A Cooking Egg

En l'an trentiesme de mon aage
Que toutes mes hontes j'ay beues…
Pipit sate upright in her chair
Some distance from where I was sitting;
Views of the Oxford Colleges
Lay on the table, with the knitting.
Daguerreotypes and silhouettes,
Her grandfather and great great aunts,
Supported on the mantelpiece
An Invitation to the Dance.. . . . . .
I shall not want Honour in Heaven
For I shall meet Sir Philip Sidney
And have talk with Coriolanus
And other heroes of that kidney.

I shall not want Capital in Heaven
For I shall meet Sir Alfred Mond:
We two shall lie together, lapt
In a five per cent Exchequer Bond.

I shall not want Society in Heaven,
Lucretia Borgia shall be my Bride;
Her anecdotes will be more amusing
Than Pipit's experience could provide.

I shall not want Pipit in Heaven:
Madame Blavatsky will instruct me
In the Seven Sacred Trances;
Piccarda de Donati will conduct me…

But where is the penny world I bought
To eat with Pipit behind the screen?
The red-eyed scavengers are creeping
From Kentish Town and Golder's Green;

Where are the eagles and the trumpets?

Buried beneath some snow-deep Alps.
Over buttered scones and crumpets
Weeping, weeping multitudes
Droop in a hundred A.B.C.'s*
Thomas Stearns Eliot
Thomas Stearns Eliot

T.S. Eliot (born September 26, 1888, St.
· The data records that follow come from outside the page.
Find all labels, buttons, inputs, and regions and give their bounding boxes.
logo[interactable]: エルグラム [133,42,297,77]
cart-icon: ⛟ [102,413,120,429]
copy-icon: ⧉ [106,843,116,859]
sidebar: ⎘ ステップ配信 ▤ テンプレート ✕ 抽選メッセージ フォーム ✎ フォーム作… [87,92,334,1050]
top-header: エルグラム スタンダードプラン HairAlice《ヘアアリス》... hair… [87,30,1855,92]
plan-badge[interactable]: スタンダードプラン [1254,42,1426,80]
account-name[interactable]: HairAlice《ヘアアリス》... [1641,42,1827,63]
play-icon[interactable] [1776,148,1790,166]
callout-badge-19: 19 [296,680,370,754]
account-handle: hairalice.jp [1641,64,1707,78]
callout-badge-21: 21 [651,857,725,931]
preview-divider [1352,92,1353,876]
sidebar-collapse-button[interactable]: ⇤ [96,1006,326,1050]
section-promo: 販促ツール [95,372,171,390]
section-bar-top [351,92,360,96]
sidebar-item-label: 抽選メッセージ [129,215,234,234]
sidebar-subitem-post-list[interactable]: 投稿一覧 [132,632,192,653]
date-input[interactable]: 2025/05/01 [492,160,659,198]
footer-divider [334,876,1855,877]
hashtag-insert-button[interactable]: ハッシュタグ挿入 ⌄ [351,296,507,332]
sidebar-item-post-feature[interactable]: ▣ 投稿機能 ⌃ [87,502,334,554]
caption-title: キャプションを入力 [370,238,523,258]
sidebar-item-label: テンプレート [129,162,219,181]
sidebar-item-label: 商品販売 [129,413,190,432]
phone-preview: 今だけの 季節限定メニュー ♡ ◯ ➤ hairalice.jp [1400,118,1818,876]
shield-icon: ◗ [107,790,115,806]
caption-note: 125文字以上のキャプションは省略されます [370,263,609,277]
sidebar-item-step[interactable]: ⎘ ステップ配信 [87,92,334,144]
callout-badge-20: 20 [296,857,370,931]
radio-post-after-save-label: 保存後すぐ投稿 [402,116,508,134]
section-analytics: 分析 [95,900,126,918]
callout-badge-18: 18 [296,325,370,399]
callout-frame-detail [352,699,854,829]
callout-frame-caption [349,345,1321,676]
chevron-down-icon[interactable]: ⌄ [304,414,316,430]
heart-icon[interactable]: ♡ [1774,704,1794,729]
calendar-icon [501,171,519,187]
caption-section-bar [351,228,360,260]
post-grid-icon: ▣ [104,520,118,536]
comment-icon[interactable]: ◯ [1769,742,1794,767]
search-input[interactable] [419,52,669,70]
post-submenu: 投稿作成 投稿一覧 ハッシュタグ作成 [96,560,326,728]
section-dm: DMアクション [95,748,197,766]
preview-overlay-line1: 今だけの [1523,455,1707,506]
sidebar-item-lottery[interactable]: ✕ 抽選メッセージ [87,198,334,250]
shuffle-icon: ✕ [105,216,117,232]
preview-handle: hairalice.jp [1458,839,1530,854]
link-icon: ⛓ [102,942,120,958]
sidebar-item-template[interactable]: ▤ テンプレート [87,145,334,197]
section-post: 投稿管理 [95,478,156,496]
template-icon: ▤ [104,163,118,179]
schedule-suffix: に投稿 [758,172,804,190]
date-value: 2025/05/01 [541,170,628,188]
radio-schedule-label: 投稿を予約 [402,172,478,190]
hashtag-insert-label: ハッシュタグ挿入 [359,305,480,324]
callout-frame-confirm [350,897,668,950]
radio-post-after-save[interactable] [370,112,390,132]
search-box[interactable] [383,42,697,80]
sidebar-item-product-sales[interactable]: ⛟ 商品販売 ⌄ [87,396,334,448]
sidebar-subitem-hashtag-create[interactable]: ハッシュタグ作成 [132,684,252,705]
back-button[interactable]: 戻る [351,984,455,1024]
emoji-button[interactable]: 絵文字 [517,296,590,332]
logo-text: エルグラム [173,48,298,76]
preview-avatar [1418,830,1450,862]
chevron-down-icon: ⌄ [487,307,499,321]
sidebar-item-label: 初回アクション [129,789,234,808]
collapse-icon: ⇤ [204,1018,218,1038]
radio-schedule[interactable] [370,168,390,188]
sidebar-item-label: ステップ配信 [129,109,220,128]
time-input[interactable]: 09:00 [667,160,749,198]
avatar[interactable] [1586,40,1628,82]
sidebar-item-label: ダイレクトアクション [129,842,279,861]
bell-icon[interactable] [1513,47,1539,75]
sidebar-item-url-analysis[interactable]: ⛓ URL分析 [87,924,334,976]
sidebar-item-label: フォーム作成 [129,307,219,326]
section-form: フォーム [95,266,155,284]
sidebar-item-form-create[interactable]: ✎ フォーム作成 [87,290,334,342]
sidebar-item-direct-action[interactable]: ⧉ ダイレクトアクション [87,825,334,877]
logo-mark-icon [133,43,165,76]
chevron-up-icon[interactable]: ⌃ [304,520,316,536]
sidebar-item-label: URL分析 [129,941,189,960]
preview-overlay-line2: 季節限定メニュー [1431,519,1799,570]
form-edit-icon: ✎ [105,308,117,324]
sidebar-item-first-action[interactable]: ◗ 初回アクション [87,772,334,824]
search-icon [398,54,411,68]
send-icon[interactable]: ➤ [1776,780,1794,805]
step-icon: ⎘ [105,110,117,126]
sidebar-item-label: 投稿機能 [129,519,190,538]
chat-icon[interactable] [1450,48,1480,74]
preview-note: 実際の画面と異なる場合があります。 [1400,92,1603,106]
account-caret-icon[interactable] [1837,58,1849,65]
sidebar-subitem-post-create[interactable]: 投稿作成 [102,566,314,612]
Louis, Missouri, U.S.—died January 4, 1965, London, England) American-English poet, playwright, literary critic, and editor, a leader of the Modernist movement in poetry in such works as The Waste Land (1922) and Four Quartets (1943). Eliot exercised a strong influence on Anglo-American culture from the 1920s until late in the century. His experiments in diction, style, and versification revitalized English poetry, and in a series of critical essays he shattered old orthodoxies and erected new ones. The publication of Four Quartets led to his recognition as the greatest living English poet and man of letters, and in 1948 he was awarded both the Order of Merit and the Nobel Prize for Literature. Eliot advocates a traditionalism in religion, society, and literature that seems at odds with his pioneer activity as a poet. But although the Eliot of Notes towards the Definition of Culture (1948) is an older man than the poet of The Waste Land, it should not be forgotten that for Eliot tradition is a living organism comprising past and present in constant mutual interaction.